Asynchronous Serial Communication

Serial communication allows a series of bytes (or ASCII characters) to be sent along a single line (cable). An asynchronous link communicates data as a series of bytes with a fixed size and format.

In asynchronous communication, the sender and receiver clocks are not synchronised, and are configured to operate each at the same predetermined nominal frequency.

The data is sent as a stream of bauds, representing the bits of the character. Each character is converted to the sequence of bauds using a parallel-in, serial-out shift register, where a clock is applied at the baud rate of the sender.
At the receiver, the sequence of bauds is converted to a charcter using a serial-in, parallel-out shift register. A clock is applied at the nominal baud rate of the transmitter, but need not be synchronised precisely. Each slot/character is individually synchronised as it is received.

There can be an arbitrary idle gap between slots, identified by a Mark level (high).

Asynchronous Communication uses:

A simple interface (limited data rate, typically < 64 kbps and usually less than 100 kbps), upported by a UART.
- Examples include: GPS NMEA, an ascii terminal, a scientific device, modem, industrial tool, network configuration port.
No clock is sent along the cable (The Tx & Rx use their own locally generated clocks).
This requires start and stop bauds to provide byte timing, which increases overhead. The start baud is by definition the opposite of the idle line level; and the stop baud(s) is the same as the idle line level.
Character Parity is sometimes added to the character/byte directly before the stop baud(s). Odd or even parity may be used.
Longitudinal Parity are sometimes used to validate correct reception. This consists of a check byte X-OR summing each byte of the message, this results in a binary value. In some systems, the longitudinal parity is sent as a pair of hexadecimal digits. (This encoding cosnumes an additional byte, but ensures that the parity byte does not result in a control code or some other odd ASCII character.)

Many microntrollers integrate a UART in their design to directly support asynchronous communication.
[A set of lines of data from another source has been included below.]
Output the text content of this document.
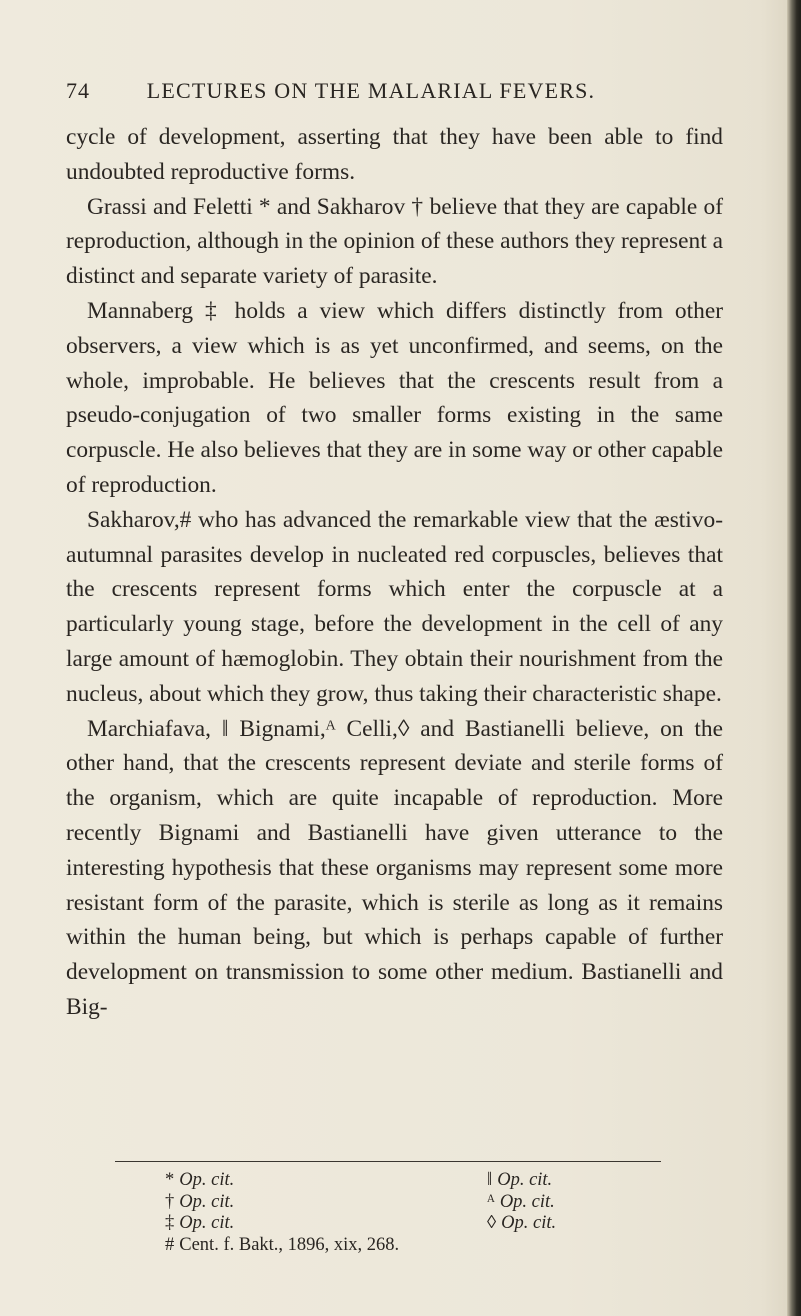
74	LECTURES ON THE MALARIAL FEVERS.

cycle of development, asserting that they have been able to find undoubted reproductive forms.

Grassi and Feletti * and Sakharov † believe that they are capable of reproduction, although in the opinion of these authors they represent a distinct and separate variety of parasite.

Mannaberg ‡ holds a view which differs distinctly from other observers, a view which is as yet unconfirmed, and seems, on the whole, improbable. He believes that the crescents result from a pseudo-conjugation of two smaller forms existing in the same corpuscle. He also believes that they are in some way or other capable of reproduction.

Sakharov,# who has advanced the remarkable view that the æstivo-autumnal parasites develop in nucleated red corpuscles, believes that the crescents represent forms which enter the corpuscle at a particularly young stage, before the development in the cell of any large amount of hæmoglobin. They obtain their nourishment from the nucleus, about which they grow, thus taking their characteristic shape.

Marchiafava, ‖ Bignami,ᴬ Celli,◊ and Bastianelli believe, on the other hand, that the crescents represent deviate and sterile forms of the organism, which are quite incapable of reproduction. More recently Bignami and Bastianelli have given utterance to the interesting hypothesis that these organisms may represent some more resistant form of the parasite, which is sterile as long as it remains within the human being, but which is perhaps capable of further development on transmission to some other medium. Bastianelli and Big-

* Op. cit.
† Op. cit.
‡ Op. cit.
# Cent. f. Bakt., 1896, xix, 268.
‖ Op. cit.
ᴬ Op. cit.
◊ Op. cit.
If no UART is available, lower rate serial transmission can be easily performed using only software via a standard digital I/O pin.

Transmission

There is an arbitrary idle gap between slots, identified by the idle level (this is usually shown as a Mark or high, but this really depends on whether the signal is a TTL signal or a line-level signal, because one is the inverse of the other).

The arbitrary length of the idle period means there need be no timing relationship between successive characters (or bytes of data). Individual characters may be separated by any arbitrary idle period.

Asynchronous transmission of a series of characters

In most asynchronous link designs, the bits in a byte are sent Least Significant Bit (LSB) first, using a shift register. Each byte is preceded by a start baud and followed by either 1 or 2 stop bauds. The asynchronous transmitter delimits each character (byte) by a start sequence and a stop sequence. Using the example of line with idle mark (1): The start bit (0), data (usually 8 bits possibly with one parity bit) and 1 or 2 stop bauds(s).

Figure showing transmission of the bauds forming a character (0x05) using asynchronous communication

The configurations sometimes add a parity check bit before the stop bit to provide some limited protection against errors occurring on the link. The use of independent transmit and receive clocks constrains transmission to relatively short characters (<8 bits) and moderate data rates (less than 64 kbps, but typically lower,:e.g. 2400 bps; 9600 bps or 19.2 kbps).

The additional start and stop baud(s) are overhead that reduce the number of bits available for useful transmission, and increase the duration of time required to send each byte of data. If an asynchronous transmission baud rate is 9600 bps, the minimum duration required to send one byte is:

8 bits /slot - 3 overhead bauds (start and 2 stop bauds) - total = 11 bauds (assuming minimum idle). No parity.
11/9600 = 1.2 mS

Reception

The start of each character is identified by the receiver by a change in from the idle voltage. Assuming an idle (mark) level of 1, the start baud is a downwards (space) transition in the received line voltage. This triggers reception of the bauds forming a character slot using the receive shift register. If the last baud is not both set to one (the idle level), then the character is discarded at the receiver.

Many systems use two stop bauds, in which case both need to be received for the received data to be considered valid. Sometimes a systems uses 1.5 stop bauds, where the required interval is 1.5 baud periods.

Sometimes the signal is inverted with respect to that described above. This is notable in a trace, since the idle period will be represented by a low signal. In this case, all values are inverted.

Packet data frames

Asynchronous serial links are often used to support packet data links (e.g., NMEA GPS, DMX, RDM), where bytes are grouped together to form a frame.

Special sequences are used ("called framing") to indicate the start and end of each frame transmitted. The set of rules governing what sequence of bytes are sent is known as a protocol.